In fact, all that secretion and reabsorption in the tubules takes a lot of energy, and so these cells are particularly sensitive to a loss of blood supply, especially the cells in the proximal tubule and medullary segment of the thick ascending limb.

The other way epithelial cells can necrose is via nephrotoxins, which are substances that tend to damage the epithelial tubular cells.

A few of the common ones being aminoglycosides—a group of antibiotics, heavy metals like lead, myoglobin released from damaged muscles, ethylene glycol—essentially anti-freeze which is naturally sweet tasting and therefore a risk for poisoning children, radiocontrast dye, and uric acid.

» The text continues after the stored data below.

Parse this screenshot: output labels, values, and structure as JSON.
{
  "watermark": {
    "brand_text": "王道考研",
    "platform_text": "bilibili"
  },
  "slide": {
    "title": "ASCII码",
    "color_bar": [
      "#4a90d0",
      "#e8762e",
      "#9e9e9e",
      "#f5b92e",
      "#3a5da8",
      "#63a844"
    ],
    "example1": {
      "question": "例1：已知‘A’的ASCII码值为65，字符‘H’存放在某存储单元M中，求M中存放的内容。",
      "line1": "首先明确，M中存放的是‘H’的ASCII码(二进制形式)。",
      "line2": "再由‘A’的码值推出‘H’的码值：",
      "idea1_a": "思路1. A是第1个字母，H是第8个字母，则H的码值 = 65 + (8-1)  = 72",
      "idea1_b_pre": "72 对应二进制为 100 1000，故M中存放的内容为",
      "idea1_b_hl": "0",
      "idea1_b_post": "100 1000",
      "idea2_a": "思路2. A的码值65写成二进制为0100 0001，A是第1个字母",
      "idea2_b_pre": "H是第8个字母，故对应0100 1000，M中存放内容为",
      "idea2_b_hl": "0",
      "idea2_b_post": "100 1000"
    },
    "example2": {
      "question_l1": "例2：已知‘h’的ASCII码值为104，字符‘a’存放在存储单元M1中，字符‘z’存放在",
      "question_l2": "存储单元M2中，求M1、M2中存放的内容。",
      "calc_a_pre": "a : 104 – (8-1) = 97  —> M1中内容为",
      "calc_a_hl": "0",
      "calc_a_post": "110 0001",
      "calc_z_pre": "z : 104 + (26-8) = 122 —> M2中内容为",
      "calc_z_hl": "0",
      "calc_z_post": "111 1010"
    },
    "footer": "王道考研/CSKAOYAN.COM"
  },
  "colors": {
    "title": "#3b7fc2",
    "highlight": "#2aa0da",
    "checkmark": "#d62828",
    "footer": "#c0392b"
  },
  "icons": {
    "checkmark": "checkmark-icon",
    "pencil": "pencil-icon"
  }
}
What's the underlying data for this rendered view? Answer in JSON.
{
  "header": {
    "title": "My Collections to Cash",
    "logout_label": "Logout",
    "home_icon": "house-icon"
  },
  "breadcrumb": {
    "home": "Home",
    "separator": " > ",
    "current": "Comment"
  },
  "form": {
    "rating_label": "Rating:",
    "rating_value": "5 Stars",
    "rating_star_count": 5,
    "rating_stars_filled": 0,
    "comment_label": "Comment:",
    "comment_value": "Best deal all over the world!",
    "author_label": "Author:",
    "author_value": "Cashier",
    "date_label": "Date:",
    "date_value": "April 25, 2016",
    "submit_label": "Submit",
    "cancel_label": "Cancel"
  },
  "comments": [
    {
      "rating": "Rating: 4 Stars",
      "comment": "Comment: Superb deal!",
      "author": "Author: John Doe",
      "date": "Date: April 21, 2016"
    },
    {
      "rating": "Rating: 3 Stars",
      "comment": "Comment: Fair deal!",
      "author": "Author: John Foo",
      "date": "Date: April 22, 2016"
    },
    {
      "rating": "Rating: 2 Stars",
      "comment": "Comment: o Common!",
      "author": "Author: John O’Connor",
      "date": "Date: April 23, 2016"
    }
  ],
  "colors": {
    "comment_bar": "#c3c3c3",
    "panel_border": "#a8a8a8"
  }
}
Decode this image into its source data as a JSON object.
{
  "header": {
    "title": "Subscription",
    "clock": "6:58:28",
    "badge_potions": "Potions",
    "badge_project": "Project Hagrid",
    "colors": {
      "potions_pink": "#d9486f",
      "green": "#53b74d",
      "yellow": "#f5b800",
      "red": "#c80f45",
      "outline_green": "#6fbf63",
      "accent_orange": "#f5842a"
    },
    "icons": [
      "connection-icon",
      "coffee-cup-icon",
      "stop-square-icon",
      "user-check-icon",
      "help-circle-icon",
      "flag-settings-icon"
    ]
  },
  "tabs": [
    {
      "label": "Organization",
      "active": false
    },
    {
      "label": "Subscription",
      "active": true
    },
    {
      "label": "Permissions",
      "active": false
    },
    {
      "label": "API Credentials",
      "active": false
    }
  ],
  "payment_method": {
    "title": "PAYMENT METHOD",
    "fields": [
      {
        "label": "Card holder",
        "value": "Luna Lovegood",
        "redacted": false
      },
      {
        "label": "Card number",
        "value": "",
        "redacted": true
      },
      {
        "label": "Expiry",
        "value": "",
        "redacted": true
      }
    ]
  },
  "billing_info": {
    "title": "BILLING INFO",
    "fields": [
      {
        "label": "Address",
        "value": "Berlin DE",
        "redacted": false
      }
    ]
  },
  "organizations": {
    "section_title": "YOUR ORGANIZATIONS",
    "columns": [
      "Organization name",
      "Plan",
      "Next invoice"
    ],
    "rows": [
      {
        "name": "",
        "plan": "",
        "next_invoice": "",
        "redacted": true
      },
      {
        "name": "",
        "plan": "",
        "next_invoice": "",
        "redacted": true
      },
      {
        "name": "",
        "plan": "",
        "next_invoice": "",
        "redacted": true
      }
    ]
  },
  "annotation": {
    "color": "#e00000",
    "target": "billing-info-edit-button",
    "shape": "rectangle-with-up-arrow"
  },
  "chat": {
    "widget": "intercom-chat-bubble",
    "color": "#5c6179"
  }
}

That last one, uric acid, is a waste product that can build up when cells die during cancer treatment, called tumor lysis syndrome, and is the reason why staying well hydrated to improve flow through the tubules as well as using medications like allopurinol and urate oxidase to lower uric acid levels can be so important while on certain chemotherapy.

Whatever the cause of cell death is, when those cells die, they slough off into the tubule, and basically build up and plug the tubule, which, just like in postrenal AKI, generates higher pressures in the tubules, which means fluid’s essentially trying to flow from high pressure arterioles to high pressure tubules...which doesn’t really work very well and the fluid filtered across is lowered, which lowers the glomerular filtration rate or GFR, which is how much blood the kidneys filter in mL through their glomeruli per minute.

With less blood being filtered, less urine is produced, called oliguria, abnormally low urine production, and less urea and creatinine get filtered out, so more stays in the blood, called azotemia, high levels of nitrogen-containing compounds in the blood. Along with that, dead cells aren’t very good at reabsorbing or secreting molecules anymore, right? So other things start to build up in the blood as well, like potassium, called hyperkalemia, as well as acids, called metabolic acidosis.

Also, these dead clumped up cells in the tubule form a brown granular cast which will eventually get excreted in the urine.

It’s called a cast because it stays in essentially the same cylindrical shape as the tubule. If the underlying cause of the acute tubular necrosis is addressed, people can recover, because tubular cells can typically regenerate over the course of a few weeks.